Новые шторы висели ровно. Бежевые, с мелким рисунком, подобранные под обои, под мебель, под свет из окна. Я выбирала их две недели, ездила в три магазина, потому что в ближайшем нужного оттенка не оказалось. И вот они, наконец, на месте.
Римма Геннадьевна стояла у окна и трогала ткань.
– Это что?
– Шторы, – я убрала волосы за ухо. – Старые уже выгорели.
– А старые чем не угодили? Нормальные были шторы. Крепкие.

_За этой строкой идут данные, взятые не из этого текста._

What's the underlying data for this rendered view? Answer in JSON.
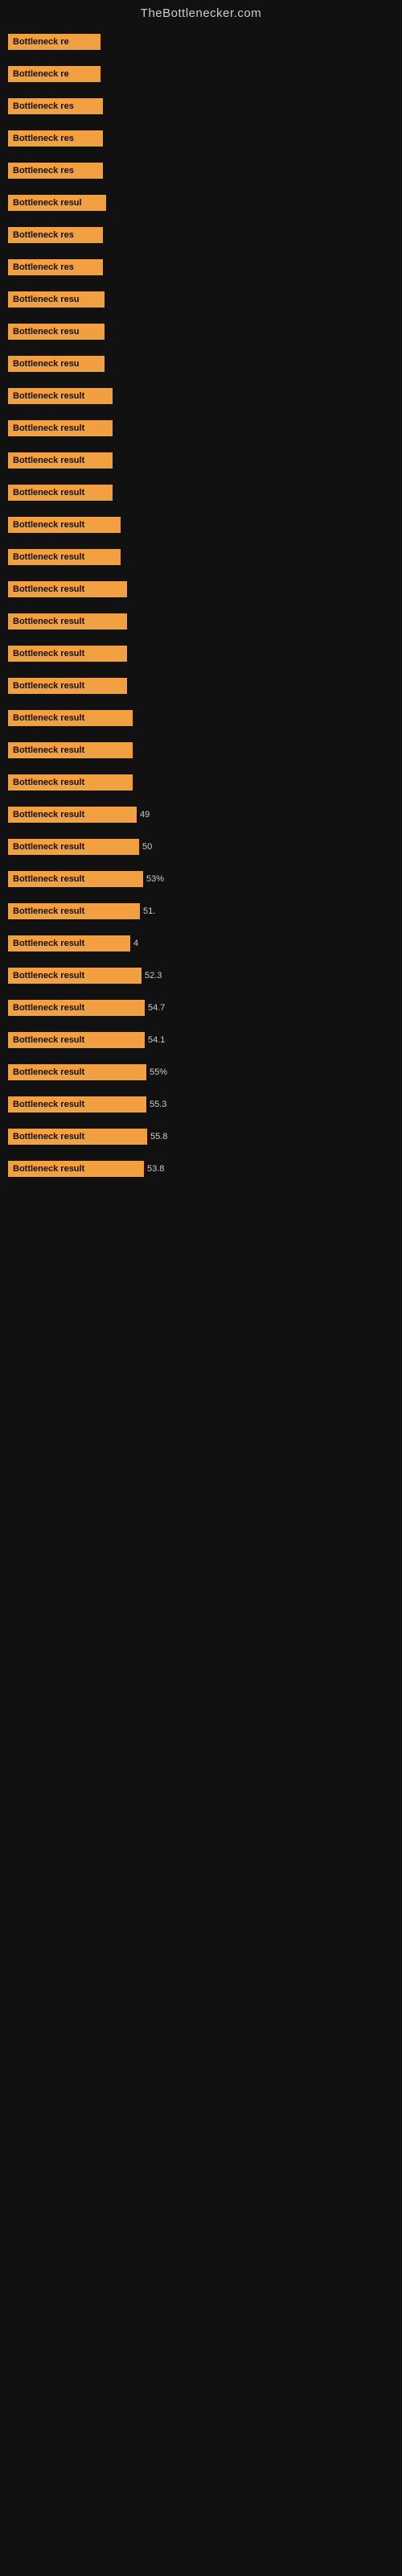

Я промолчала. Четыре года назад, когда свекровь переехала к нам «на пару месяцев, пока ремонт», я ещё отвечала на такие вопросы. Объясняла, показывала, обсуждала. Сейчас уже нет. Бесполезно. Римма Геннадьевна сняла очки с переносицы, и они повисли на цепочке поверх кофты. Этот жест я за четыре года выучила. Очки снимает – значит, будет буря.
– Михаил знает?
– При чём тут Михаил? Это шторы.
– При том, что это его квартира. И его деньги.
Квартиру Михаил купил в две тысячи пятнадцатом, за год до нашей свадьбы. Трёшка на окраине, с длинным коридором и маленькой кухней. Кредит он выплатил сам – последний платёж ушёл весной прошлого года. Десять лет. И всё это время Римма Геннадьевна называла квартиру «Мишиной», будто я здесь в гостях.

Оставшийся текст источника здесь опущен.